MEXICO CITY - Mexican troops arrested two men on Wednesday suspected of involvement in the killing of a U.S. Border Patrol agent shot dead in Arizona while responding to a tripped ground sensor, Mexican security officials said.
The agent who died was among three who were patrolling on foot about 5 miles north of the international border when gunfire erupted well before daybreak on Tuesday. A second agent was also wounded while the third, a woman, was unharmed.
The agents involved in the incident had been patrolling in an area near the border town of Naco, well-known as a corridor for smuggling, and the Cochise County Sheriff's department has said that tracks were found heading south after the shooting.
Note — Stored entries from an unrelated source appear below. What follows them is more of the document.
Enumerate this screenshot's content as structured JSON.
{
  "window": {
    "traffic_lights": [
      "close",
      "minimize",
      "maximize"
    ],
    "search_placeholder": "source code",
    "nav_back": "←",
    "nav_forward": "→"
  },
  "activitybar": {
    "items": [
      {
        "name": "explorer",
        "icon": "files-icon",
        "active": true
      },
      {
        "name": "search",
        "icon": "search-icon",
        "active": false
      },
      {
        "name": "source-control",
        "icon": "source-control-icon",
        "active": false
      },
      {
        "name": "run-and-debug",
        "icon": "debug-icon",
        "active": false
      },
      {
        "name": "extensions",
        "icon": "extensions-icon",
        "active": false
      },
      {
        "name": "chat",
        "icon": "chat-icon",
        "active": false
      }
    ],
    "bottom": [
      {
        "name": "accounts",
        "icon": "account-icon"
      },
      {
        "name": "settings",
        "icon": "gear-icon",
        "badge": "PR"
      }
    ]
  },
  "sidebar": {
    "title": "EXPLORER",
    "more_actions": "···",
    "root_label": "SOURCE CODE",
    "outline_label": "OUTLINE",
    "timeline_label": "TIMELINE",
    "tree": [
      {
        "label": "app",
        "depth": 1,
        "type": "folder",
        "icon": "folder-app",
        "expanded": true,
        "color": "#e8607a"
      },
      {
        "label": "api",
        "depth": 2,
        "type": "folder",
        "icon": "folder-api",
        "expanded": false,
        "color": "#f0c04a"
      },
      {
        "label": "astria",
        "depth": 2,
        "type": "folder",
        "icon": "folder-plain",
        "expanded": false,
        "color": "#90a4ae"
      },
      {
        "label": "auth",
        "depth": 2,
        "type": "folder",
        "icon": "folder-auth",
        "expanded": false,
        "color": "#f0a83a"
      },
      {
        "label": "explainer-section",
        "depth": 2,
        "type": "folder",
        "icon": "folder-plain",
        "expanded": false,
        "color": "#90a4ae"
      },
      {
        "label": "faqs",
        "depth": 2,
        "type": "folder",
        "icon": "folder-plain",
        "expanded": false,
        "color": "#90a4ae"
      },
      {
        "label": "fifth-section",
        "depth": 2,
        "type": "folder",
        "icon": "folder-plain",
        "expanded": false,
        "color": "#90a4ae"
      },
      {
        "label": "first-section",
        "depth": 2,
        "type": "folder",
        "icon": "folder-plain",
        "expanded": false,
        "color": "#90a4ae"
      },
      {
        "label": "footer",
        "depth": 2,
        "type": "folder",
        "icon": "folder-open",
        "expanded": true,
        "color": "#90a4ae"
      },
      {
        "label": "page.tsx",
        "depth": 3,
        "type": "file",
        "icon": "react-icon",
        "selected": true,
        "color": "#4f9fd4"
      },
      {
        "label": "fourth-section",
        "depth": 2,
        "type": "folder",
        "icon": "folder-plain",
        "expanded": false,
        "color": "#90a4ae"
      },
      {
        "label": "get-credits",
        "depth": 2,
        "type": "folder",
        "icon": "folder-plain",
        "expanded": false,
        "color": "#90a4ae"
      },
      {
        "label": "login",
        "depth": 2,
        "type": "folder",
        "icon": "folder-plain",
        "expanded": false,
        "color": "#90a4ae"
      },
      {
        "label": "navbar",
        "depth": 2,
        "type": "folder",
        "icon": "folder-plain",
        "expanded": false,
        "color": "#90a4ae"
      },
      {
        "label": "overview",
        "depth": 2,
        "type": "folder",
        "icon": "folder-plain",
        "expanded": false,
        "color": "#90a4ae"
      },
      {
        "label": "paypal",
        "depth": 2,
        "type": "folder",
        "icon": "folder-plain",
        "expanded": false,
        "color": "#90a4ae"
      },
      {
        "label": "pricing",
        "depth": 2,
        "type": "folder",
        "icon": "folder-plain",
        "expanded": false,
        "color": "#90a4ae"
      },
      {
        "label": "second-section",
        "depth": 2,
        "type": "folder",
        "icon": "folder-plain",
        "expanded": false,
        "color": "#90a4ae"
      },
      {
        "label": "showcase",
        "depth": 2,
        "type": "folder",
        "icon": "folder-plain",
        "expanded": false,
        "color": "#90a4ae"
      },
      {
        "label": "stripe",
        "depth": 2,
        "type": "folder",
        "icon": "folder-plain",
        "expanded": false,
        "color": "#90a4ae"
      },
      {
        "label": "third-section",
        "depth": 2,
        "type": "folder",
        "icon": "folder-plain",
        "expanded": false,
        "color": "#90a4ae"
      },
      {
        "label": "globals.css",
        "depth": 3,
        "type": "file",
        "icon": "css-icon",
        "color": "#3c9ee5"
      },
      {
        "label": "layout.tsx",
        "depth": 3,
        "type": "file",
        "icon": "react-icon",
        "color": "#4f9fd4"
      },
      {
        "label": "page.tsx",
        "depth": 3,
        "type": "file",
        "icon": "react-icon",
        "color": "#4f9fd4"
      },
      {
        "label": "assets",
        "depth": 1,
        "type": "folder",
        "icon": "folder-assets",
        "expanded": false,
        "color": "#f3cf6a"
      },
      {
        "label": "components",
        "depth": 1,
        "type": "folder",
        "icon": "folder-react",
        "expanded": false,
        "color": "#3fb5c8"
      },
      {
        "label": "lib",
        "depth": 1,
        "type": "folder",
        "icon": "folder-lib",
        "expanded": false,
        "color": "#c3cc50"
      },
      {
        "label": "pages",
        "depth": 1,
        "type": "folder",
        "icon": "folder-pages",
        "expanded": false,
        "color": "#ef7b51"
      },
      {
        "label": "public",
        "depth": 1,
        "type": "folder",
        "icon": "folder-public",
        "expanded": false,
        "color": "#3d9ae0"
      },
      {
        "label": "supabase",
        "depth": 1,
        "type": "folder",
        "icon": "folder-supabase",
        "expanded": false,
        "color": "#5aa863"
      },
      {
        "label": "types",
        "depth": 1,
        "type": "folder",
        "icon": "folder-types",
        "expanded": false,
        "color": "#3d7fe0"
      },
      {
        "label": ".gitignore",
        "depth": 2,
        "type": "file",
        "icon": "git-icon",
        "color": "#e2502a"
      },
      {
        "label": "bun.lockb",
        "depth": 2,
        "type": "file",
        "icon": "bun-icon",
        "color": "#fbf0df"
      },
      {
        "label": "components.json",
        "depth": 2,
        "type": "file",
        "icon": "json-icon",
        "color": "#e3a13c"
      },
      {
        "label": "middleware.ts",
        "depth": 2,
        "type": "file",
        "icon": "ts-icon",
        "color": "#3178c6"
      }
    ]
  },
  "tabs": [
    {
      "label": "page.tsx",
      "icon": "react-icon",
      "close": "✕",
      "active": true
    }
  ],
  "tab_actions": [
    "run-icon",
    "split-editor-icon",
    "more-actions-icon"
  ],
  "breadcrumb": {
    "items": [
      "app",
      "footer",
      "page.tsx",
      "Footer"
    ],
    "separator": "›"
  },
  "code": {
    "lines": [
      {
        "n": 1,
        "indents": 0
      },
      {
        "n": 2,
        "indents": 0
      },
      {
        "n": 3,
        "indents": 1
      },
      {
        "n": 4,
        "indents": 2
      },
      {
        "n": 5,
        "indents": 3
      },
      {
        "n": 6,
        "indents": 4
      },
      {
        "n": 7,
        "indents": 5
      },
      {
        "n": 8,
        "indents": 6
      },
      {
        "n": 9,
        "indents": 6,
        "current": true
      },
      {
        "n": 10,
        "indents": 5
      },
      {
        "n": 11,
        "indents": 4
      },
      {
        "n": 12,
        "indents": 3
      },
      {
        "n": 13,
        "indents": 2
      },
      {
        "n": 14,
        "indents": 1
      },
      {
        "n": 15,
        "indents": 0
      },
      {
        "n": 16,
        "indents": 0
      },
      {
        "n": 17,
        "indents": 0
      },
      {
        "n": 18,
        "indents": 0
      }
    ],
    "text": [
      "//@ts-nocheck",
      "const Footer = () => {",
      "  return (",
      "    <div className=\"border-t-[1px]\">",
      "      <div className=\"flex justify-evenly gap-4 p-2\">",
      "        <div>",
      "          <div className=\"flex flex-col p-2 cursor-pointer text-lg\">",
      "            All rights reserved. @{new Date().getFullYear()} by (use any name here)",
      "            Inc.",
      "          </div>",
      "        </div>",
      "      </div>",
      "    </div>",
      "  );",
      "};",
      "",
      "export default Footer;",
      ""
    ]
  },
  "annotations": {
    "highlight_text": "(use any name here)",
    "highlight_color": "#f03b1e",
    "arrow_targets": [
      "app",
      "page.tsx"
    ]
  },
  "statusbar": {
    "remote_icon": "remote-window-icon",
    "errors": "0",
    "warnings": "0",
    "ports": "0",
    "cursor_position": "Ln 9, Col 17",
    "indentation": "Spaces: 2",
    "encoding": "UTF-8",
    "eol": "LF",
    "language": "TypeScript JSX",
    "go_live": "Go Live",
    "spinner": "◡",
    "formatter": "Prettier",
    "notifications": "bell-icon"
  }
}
The two suspects detained in Mexico were arrested in a Mexican military operation in the city of Agua Prieta, in Mexico's northern Sonora state, a few miles from the spot where Nicholas Ivie, 30, was shot dead, a Mexican Army officer, who declined to be named, told Reuters.
A Mexican police official in Naco, across the border from the Arizona town of the same name, confirmed the arrests, which occurred in the early hours of Wednesday.
The killing marked the fourth death of a Border Patrol agent in a violent confrontation in Arizona in less than two years and reignited concerns about border security in a state that is already at the forefront of the national immigration debate.